C’est pour ces raisons que j’accorde de l’importance à une éducation qui permet aux étudiants de se détacher de leur vision limitée de l’humanité, y compris la leur, sans distinction de la race, de l’appartenance ethnique, de l’âge, du statut social ou de la naissance. Les éléments de base d’une telle éducation sont (1) l’histoire, c’est-à-dire l’étude d’autres peuples et d’autres civilisations ainsi que l’étude du passé, que ce soit dans son pays ou dans un autre, dans les domaines de la politique, de la physique et d’autres; (2) l’imagination, c’est-à-dire pouvoir remettre en question le statu quo en envisageant de nouvelles possibilités et pouvoir se mettre à la place d’autrui et envisager l’inverse; et (3) la compassion, c’est-à-dire non seulement compatir à la souffrance d’autrui ou éprouver de l’empathie face à sa souffrance, mais être amené à agir face à son malheur.
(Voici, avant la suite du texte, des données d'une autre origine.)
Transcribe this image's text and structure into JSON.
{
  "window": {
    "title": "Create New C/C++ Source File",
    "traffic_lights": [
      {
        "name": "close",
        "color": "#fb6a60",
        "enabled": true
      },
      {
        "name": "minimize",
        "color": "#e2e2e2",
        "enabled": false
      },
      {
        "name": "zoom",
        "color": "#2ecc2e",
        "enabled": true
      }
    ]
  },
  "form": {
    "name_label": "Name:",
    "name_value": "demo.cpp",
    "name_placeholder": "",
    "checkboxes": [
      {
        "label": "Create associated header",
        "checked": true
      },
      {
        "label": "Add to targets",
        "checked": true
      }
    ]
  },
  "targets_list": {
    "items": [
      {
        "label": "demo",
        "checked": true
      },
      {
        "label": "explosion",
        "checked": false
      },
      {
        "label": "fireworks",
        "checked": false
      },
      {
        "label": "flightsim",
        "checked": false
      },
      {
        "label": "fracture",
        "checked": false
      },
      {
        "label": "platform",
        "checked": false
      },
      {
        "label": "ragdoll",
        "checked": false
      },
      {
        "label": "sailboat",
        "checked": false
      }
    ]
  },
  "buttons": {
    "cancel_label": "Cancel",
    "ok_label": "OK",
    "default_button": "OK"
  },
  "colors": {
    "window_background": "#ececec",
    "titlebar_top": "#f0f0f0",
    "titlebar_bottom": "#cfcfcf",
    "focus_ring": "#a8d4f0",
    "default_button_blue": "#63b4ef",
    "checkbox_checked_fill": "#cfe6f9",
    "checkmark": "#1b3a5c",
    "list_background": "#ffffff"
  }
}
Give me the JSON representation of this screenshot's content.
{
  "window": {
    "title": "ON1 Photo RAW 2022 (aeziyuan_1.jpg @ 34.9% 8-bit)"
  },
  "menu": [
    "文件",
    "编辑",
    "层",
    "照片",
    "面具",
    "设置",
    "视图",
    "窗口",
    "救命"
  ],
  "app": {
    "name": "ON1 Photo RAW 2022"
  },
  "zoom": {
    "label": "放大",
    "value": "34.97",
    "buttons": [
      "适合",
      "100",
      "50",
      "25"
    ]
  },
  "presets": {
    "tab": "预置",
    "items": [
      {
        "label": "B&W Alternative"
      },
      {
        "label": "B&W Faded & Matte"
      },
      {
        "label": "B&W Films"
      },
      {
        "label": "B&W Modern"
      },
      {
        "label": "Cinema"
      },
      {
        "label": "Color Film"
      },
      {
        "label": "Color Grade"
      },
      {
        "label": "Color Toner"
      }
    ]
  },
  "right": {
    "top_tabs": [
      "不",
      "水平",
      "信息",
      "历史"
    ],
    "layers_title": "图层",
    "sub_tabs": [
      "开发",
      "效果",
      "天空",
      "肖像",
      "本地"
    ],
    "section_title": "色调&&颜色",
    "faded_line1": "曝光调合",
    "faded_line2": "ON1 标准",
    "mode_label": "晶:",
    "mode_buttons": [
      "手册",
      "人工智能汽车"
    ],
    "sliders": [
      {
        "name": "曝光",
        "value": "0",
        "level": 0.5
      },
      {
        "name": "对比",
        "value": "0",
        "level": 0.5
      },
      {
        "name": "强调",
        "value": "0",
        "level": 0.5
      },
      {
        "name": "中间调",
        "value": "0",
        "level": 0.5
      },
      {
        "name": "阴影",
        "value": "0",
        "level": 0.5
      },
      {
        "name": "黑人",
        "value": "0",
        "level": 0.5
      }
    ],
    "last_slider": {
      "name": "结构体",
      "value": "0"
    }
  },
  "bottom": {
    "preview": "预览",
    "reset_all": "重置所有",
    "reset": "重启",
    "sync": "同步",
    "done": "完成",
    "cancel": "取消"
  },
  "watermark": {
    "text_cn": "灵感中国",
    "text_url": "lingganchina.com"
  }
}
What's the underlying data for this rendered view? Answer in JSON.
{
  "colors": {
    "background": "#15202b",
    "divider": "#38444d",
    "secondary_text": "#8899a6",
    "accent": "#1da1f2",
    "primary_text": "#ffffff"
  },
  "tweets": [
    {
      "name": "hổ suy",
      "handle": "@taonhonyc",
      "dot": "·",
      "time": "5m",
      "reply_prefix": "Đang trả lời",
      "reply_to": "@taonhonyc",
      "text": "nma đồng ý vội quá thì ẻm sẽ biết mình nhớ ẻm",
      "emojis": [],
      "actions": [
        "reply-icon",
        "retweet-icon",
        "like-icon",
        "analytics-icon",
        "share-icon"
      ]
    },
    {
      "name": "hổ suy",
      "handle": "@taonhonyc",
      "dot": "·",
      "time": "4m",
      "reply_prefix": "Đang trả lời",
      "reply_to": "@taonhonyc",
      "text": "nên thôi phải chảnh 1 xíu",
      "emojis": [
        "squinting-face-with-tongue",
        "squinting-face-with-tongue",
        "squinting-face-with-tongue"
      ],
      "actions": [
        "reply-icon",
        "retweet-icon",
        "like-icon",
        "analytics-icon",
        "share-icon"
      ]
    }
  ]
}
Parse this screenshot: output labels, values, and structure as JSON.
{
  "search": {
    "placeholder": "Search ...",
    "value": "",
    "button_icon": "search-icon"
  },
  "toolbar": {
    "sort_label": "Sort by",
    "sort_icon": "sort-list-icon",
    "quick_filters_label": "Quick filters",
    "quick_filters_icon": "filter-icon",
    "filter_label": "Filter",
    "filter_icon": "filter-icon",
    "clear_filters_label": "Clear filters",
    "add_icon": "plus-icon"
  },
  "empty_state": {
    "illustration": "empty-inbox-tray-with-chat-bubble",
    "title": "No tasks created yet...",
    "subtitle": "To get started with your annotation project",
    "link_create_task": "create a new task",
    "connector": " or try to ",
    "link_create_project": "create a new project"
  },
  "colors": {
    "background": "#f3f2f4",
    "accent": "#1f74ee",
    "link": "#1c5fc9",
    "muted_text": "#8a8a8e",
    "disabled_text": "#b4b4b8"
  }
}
Je comprends qu’il y a des limites à ce que nous pouvons enseigner et exiger des étudiants. C’est pourquoi je mets l’accent sur le fait que notre mission est d’améliorer leur capacité à apprendre seuls ou en groupes. Nous pouvons promettre de les préparer à tout apprendre, même si nous ne pouvons leur promettre de tout leur enseigner. Notre objectif devrait être de les aider à comprendre l’autre, quel qu’il soit. Car l’éducation, pour reprendre les termes de Michael Oakeshott, « est une invitation à se libérer, pour un moment, des urgences du présent et à écouter la conversation où les êtres humains cherchent à se comprendre ».

Conclusion

Enfin, nous, enseignants, devons-nous assurer que nos étudiants comprennent le fait qu’ils sont considérés comme l’« autre » par de nombreuses personnes. Pour comprendre nos points communs et nos différences, et les apprécier, ils doivent apprendre l’histoire et la littérature et connaître les héros issus de la riche diversité des peuples qui ont contribué au développement de notre civilisation, de nos institutions et de nos valeurs. Sans cette connaissance de l’autre et de nous-mêmes, nous sommes voués à l’ignorance qui est le terreau de la suspicion, de la peur et des préjugés. C’est seulement avec cette prise de conscience que la citoyenneté mondiale deviendra une perspective et non pas une utopie.